Looming interest rate rises and a fragile global economy could keep consumers from purchasing big ticket items in 2010, according to GfK. The analyst group also predicts the lack of Government cash stimulus packages could prevent retailers from chalking up similar sales to this time last year.
The forecast comes off the back of GfK’s latest Temax figures on retail ICT sales. It reported sales over the last quarter of 2009 were up 4 per cent year-on-year. Notebooks and flat panel TVs were still on top of the shopping list for consumers in the last quarter of 2009.
For the first time, average price of notebook sale dipped below $1000 due to competitive retail promotions.

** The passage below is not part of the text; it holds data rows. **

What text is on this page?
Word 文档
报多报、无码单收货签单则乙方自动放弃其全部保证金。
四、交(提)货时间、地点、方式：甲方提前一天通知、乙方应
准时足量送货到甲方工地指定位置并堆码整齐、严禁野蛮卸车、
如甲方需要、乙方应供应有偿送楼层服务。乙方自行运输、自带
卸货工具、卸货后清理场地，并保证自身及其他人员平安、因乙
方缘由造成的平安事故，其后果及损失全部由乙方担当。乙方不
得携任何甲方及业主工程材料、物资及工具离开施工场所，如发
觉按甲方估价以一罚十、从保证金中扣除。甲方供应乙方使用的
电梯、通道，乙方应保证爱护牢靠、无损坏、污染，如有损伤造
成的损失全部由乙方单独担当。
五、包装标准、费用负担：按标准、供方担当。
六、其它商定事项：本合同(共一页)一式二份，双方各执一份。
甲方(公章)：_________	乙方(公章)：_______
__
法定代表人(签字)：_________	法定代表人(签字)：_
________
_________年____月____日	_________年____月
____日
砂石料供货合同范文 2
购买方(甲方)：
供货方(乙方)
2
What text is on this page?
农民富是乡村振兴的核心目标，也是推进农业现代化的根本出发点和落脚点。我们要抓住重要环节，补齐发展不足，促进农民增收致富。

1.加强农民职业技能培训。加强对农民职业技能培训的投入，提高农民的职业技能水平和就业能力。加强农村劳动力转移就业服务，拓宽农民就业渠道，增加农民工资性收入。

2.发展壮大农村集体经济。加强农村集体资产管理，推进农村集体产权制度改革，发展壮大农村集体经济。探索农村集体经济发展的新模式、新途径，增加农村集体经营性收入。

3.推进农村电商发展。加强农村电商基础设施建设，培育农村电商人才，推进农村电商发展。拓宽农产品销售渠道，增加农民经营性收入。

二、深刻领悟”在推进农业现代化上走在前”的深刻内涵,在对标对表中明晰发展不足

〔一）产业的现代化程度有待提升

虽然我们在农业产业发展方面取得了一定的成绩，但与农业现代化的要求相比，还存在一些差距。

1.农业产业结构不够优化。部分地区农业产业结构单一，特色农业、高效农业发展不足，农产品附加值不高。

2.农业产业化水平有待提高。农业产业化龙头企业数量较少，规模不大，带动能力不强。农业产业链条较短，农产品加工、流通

Notebook sales in the last quarter were also up 20 per cent in comparison to the same time last year.
GfK highlighted the release of Windows 7 and a growing demand for digital devices as major contributors towards notebook sales.
In contrast, LCD and plasma TVs increased in value by 14 per cent, GfK found. Bonus consumer incentives were the main drivers behind most of the uplift in the LCD and plasma TV sector. More than 75,000 Blu-ray home theatre systems, DVD recorders, game consoles and bonus TVs were given away by manufacturers to help boost sales in retail stores during October and November.
In the mobile sector, GfK highlighted a market divide between pre-paid mobile devices and smartphones. Pre-paid mobile handset market declined by further 8 per cent. The smartphone sector constituted 51 per cent of handset sales based on value.
In total, spending on technical consumer goods reached $19.4 billion in the retail sector in 2009, rising 7.1 per cent compared to the previous year.
Consumer confidence is expected to continue to grow during 2010 in the retail sector with new technologies becoming more affordable and the possible decline of unemployment figures, GfK said.
“There are certainly signs that consumers will continue to grow in confidence and continue their increased levels of spending in the first quarter of 2010,” the report stated.
“However, the global economy is still fragile, and another expected rise in interest rates could lead some consumers to defer large purchases to later in the year. Furthermore, a lack of government cash stimulus packages in the first six months of the year will impede retailers efforts to create the same growth rates that were seen at the start of 2009.”